For follow-up communications, the employee is invited to quarterly educational meetings at the corporate office where Fidelity, the 401(k) plan provider, reviews it and gives a primer on the investment options. Fidelity also has a class on asset allocation on a quarterly basis, said the spokeswoman.

Bill Higley, vice president for human resources at Liz Claiborne Inc., said new hires are notified of all benefits and receive an enrollment kit from Fidelity when they are eligible to contribute. The firm provides a company match of 50 cents on every dollar up to 6 percent of salary.

“We [automatically] enroll every eligible employee with a 3 percent contribution from their paycheck into their account,” Higley said. “They have 45 days to waive automatic enrollment if they wish. It is an excellent tool and we encourage them to do it.”

The company also targets its communications to employees, suggesting options where appropriate and reminding them they can call Fidelity with questions.

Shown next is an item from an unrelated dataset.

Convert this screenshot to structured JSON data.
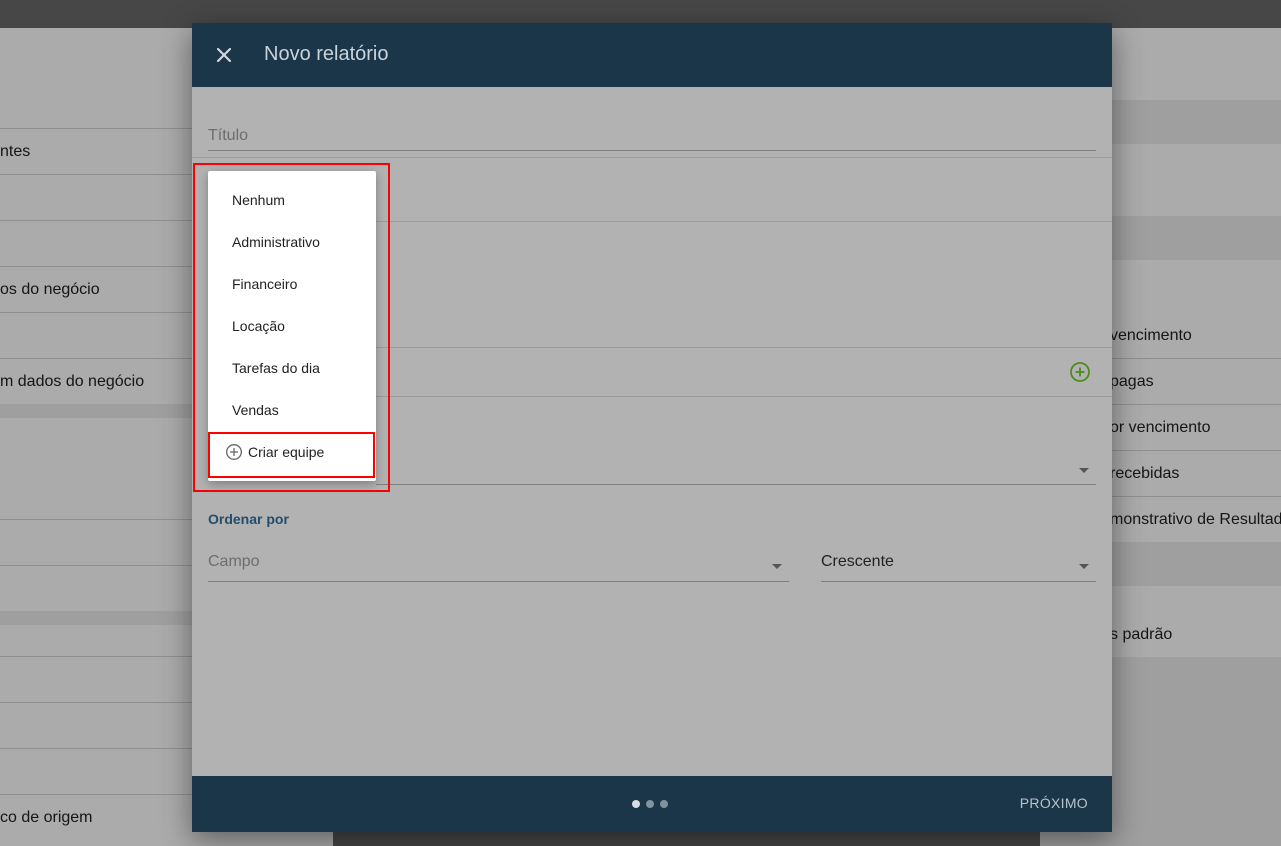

“We began a program in January where we inform employees that their contribution [to the 401(k)] will be automatically increased each year, which employees can waive out,” Higley said.

The automatic increase rises to 4 percent from 3 percent, and up 1 percent thereafter annually until the 6 percent limit of the company match is reached.

Merrill’s Morrow said many firms can do better. “Once a year is not enough [contact] between company and employee,” he said. “Apparel and retail have people moving from firm to firm on a general basis.”